The cjiao/goldengoose-gumbel_tau0.50-25grp is a 1.5 billion parameter language model derived from the Qwen/Qwen2.5-1.5B-Instruct base model. It features a substantial context length of 32,768 tokens, making it suitable for processing longer inputs.

Key Differentiator: GRPO Training

This model's primary distinction lies in its training methodology.
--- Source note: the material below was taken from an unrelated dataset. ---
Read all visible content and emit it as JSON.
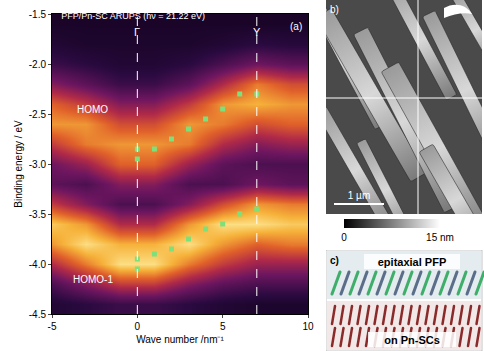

It was fine-tuned using the GRPO (Gumbel-softmax Reinforcement Learning with Policy Optimization) method, as introduced in the research paper "DeepSeekMath: Pushing the Limits of Mathematical Reasoning in Open Language Models." This technique is specifically designed to improve a model's capabilities in mathematical reasoning and problem-solving.

Training Details

The fine-tuning process utilized the TRL (Transformer Reinforcement Learning) library. The training leveraged specific versions of key frameworks:

  • TRL: 0.19.1
  • Transformers: 4.57.6
  • Pytorch: 2.5.1
  • Datasets: 4.8.4
  • Tokenizers: 0.22.2

Use Cases

Given its GRPO-enhanced training, this model is particularly well-suited for applications requiring:

  • Mathematical problem-solving: Tasks that involve numerical reasoning, equations, and logical deduction.
  • Instruction following: Leveraging its Qwen2.5-Instruct base for general instruction-tuned capabilities.
  • Long-context understanding: Benefiting from its 32K context window for complex, multi-step reasoning problems.